Je dus lutter contre l'envie de reculer d'un pas. "Faire quoi ?" demandai-je.
Il fronça les sourcils. "Notre mariage."
Ma mâchoire faillit toucher le sol. "Quoi - non. Quoi ?"
Il pointa ma robe. "Une mariée humaine est offerte au gardien du pont, frappant trois fois à sa porte. En échange d'une servitude éternelle, cet humain peut recevoir l'un de mes nombreux trésors, n'est-ce pas pour cela que tu es venue marchander ?"
Je levai les deux mains. "Non ! Absolument pas, c'est tout un malentendu, d'accord ?"
Il ouvrit la bouche pour parler - seulement pour être interrompu.

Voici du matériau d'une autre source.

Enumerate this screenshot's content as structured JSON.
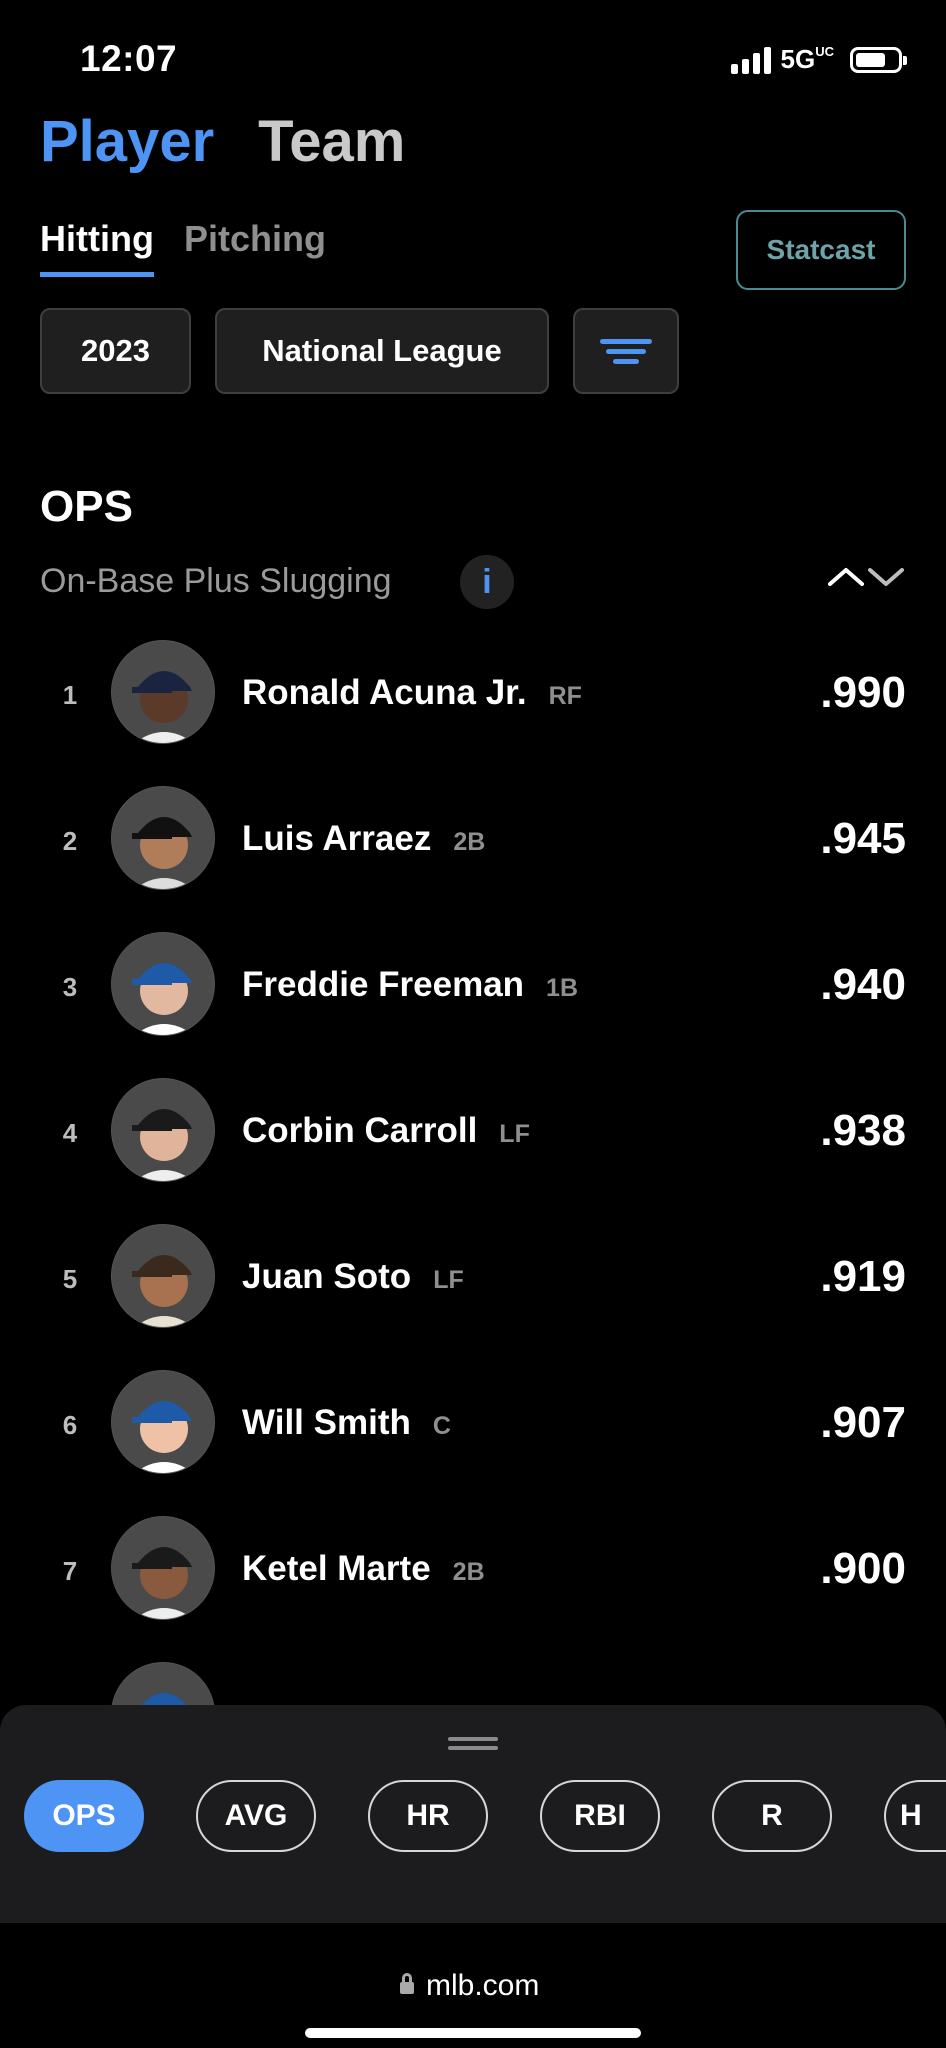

Ian dévalait la rue vers nous, tenant une coupe en or levée. "Ember, j'ai volé le trésor du troll. On peut y aller maintenant !"
Merde.
Très lentement, le troll tourna la tête vers moi.
Je mordis ma lèvre.
"Tu oses me voler ?"
"Eh bien, cela dépend de la façon dont tu vois la situation," commençai-je.
"Nous l'avons volé juste sous le nez du stupide troll !" ria Ian, toujours en courant vers nous.
Il était assez proche pour que je puisse voir à quel point ses vêtements étaient trempés, ses cheveux collés à sa grosse tête stupide. L'idiot ne voyait-il pas qui était devant moi ?
J'étais sur le point de crier un avertissement quand en une fraction de seconde, le troll tendit la main - une grande massue brune se matérialisa dans les airs et fonça droit devant. Elle frappa Ian de plein fouet - l'envoyant voler en arrière, la coupe d'or glissant au loin.
Un homme qui passait près de nous s'arrêta, cria et prit la fuite dans l'autre direction.
Les narines du troll se dilatèrent, des paillettes dorées tombant autour de lui alors que son corps changeait soudainement. Il n'était plus maigre, il avait deux fois la taille d'Ian, une peau verte pourrie sur des muscles saillants. Un simple tissu brun couvrait sa partie inférieure, la partie supérieure effrayamment musclée. Son visage devint plus large, presque grotesque, avec une bouche pleine de dents plus acérées que celles d'un loup.
Et quand il se frappa la poitrine avec les deux poings et rugit, le son vibrant jusque dans mes os, c'est à ce moment-là que les gens commencèrent vraiment à courir.